Temporal mandibular joint issues can create tension in the poll, and vice-versa says, equine bodywork therapist Jim Masterson. And conversely, pain or restriction in the poll will affect other parts of the body.
“Issues in your horse’s body have a way of reflecting in his poll and atlas,” explains Masterson. Therefore, tension and pain he might have from a sore back or compensation for pain in other places – such as the feet – is generally going to collect in these two hot spots.” And when the poll tightens up, pain radiates into the TMJ and jaw, Jim notes.
“It’s very common for me to find horses with excessive pain and tension in the poll due to sore front feet, who have corresponding pain and restriction in the TMJ, but who have regular dental work done with no serious dental issues.”
Dental issues should be checked as the teeth themselves can be directly responsible for TMJ pain or restriction, suggests Masterson. Any horse, especially one that competes or performs for a living should be checked annually by a veterinarian dentist or a trained equine dental technician. Even after a dental problem is corrected, he says, it is a good idea to release the TMJ of any residual restriction.
Some causes of poll pain that can radiate to the TMJ can be rider-related, contends Masterson.
“Over-collection directly affects the poll and the TMJ through the use of the bit. Problems can also develop from using or overusing a bit that isn’t suited to a particular horse’s mouth, especially if dental issues already exist,” he notes.

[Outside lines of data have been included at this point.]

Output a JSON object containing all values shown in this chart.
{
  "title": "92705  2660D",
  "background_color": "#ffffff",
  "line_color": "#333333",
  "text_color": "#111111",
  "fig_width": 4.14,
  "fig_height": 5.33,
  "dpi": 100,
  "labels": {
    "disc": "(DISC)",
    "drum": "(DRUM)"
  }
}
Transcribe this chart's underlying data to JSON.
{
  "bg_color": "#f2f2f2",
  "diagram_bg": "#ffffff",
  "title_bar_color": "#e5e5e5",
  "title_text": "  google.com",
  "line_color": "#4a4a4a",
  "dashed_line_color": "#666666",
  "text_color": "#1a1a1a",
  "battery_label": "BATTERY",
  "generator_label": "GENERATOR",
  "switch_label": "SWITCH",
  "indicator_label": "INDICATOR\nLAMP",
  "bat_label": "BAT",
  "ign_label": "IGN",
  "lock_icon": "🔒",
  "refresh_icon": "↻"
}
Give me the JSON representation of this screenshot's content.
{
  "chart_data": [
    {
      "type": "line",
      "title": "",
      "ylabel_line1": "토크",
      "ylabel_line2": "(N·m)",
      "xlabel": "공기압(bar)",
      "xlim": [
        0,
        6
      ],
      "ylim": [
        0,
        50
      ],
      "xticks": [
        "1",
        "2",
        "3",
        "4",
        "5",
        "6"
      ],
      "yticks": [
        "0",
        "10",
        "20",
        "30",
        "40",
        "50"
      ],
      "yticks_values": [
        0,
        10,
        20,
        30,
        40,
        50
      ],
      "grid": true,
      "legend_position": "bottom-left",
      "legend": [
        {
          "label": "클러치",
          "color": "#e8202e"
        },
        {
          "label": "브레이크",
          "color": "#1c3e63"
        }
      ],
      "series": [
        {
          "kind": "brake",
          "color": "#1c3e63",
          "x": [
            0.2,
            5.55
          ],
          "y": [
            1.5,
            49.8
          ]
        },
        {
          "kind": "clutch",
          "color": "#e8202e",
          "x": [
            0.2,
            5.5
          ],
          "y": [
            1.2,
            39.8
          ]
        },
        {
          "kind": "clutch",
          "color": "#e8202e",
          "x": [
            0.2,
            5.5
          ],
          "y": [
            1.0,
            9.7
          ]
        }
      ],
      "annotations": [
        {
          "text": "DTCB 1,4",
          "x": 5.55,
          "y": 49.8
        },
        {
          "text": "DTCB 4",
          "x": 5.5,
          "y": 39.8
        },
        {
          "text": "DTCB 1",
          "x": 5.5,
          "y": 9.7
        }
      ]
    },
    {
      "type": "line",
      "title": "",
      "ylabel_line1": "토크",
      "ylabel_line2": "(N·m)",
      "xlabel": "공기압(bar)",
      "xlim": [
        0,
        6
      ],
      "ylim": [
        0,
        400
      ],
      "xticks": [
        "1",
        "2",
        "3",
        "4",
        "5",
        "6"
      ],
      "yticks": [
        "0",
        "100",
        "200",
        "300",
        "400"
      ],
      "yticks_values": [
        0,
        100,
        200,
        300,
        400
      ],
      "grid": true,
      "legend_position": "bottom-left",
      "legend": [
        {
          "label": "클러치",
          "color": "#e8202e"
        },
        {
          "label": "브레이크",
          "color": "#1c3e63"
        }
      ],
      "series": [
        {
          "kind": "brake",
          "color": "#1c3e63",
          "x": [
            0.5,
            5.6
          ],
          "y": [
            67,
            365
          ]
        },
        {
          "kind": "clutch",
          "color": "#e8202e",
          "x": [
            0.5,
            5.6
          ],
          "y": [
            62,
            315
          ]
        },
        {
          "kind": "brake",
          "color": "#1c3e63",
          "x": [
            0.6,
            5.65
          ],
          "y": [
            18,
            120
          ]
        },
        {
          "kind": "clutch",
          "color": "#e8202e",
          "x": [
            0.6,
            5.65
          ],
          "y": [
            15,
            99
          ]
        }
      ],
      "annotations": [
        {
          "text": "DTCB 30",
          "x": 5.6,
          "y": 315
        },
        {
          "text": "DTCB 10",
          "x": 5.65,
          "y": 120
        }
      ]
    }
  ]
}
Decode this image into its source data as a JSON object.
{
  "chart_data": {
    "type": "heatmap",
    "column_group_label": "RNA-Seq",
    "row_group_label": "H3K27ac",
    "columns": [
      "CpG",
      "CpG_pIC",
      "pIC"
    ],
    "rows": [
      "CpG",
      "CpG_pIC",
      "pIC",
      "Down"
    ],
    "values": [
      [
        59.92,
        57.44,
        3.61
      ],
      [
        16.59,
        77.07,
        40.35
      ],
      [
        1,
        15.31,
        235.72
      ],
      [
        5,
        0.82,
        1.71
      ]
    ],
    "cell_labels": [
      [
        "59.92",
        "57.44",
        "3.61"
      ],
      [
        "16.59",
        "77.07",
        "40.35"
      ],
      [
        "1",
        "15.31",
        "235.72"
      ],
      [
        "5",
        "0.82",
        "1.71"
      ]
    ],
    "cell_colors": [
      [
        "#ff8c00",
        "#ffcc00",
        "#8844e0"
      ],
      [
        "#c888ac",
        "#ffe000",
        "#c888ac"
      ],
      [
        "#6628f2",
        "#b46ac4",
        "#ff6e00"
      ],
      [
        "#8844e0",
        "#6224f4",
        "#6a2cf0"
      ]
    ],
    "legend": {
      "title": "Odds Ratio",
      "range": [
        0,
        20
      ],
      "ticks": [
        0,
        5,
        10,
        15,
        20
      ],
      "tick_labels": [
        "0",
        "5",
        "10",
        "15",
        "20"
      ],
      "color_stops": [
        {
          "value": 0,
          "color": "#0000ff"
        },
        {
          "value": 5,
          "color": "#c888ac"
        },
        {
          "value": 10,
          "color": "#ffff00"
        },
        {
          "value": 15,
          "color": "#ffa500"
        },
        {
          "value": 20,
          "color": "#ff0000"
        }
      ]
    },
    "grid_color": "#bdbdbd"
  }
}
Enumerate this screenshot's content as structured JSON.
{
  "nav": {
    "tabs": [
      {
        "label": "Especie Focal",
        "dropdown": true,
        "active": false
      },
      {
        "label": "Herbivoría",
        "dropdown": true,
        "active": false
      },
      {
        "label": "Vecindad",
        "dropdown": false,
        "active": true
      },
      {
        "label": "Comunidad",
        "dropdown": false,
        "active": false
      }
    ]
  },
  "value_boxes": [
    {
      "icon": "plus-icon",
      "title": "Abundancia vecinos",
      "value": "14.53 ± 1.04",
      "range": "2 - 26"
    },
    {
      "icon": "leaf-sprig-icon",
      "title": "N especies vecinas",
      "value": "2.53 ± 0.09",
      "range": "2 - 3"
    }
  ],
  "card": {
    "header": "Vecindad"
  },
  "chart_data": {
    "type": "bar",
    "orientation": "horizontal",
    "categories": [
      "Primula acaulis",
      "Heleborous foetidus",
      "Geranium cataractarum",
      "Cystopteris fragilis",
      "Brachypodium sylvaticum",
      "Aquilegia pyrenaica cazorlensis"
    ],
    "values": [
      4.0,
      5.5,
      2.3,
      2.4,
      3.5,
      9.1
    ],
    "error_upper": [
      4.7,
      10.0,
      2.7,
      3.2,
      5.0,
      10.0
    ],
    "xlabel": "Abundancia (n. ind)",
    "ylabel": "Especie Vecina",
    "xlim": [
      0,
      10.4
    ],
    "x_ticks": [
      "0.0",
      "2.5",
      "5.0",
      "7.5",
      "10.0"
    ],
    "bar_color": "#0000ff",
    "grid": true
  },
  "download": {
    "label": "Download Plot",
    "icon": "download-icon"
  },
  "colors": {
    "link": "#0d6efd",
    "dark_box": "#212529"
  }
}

According to Masterson, by releasing tension in the poll and atlas, you can help release tension in the TMJ. He suggests the following methods to effectively and safely loosen the TMJ, as well as keep healthy movement in the jaw. These exercises are designed to help release residual pain and tension, but are by no means a substitute for finding and eliminating primary causes of your horse’s TMJ discomfort, he stresses.
Masterson Method for TMJ #1
Place a thumb or fingers inside and on the roof—or palate—of your horse’s mouth, and hold it (them) gently there. This will cause your horse to lick, extend his tongue, and move his jaw from side to side, explains Masterson. Your horse will probably try to move his head around and get away at first, so keep one hand on his halter. This is not to keep your horse from pulling away but to enable you to go with him as he moves his head around.
“As your horse gets used to it, he will even start to enjoy it—especially as he begins to release tension in the TMJ from the movement.”
Masterson Method for TMJ #2
Place one or two fingertips very lightly right on the joint of the TMJ.
“This is using what I call air gap pressure, not to massage the area,” Masterson clarifies, “but to bring your horse’s attention to it.”
Keep your fingers very light; barely touching the hair. Once your horse has relaxed watch his eyes as you slowlyand lightly move your fingers around an area about the size of a nickel. Look for a blink in your horse’s eye.
“When you get a blink, stay on that spot—still barely touching the hair—and wait,” he says. “You may have to wait only five seconds, or you may have to wait 30 seconds, before your horse gives you another sign that he is releasing tension. This sign will most often be licking and chewing, or sometimes repeated yawning and shaking of the head.”
If your horse has pain in this area, cautions Masterson, he might not want you to do this. This can be a sign that he needs to release tension there, so stick with it. This above TMJ release techniques also serve as a good way to check for pain or restriction. If your horse gives you a subtle response such as blinking when you first put your fingers here, that means there is something there. If you stay long enough, he will show larger responses such as licking and chewing, shaking the head or yawning. This means he has released some tension.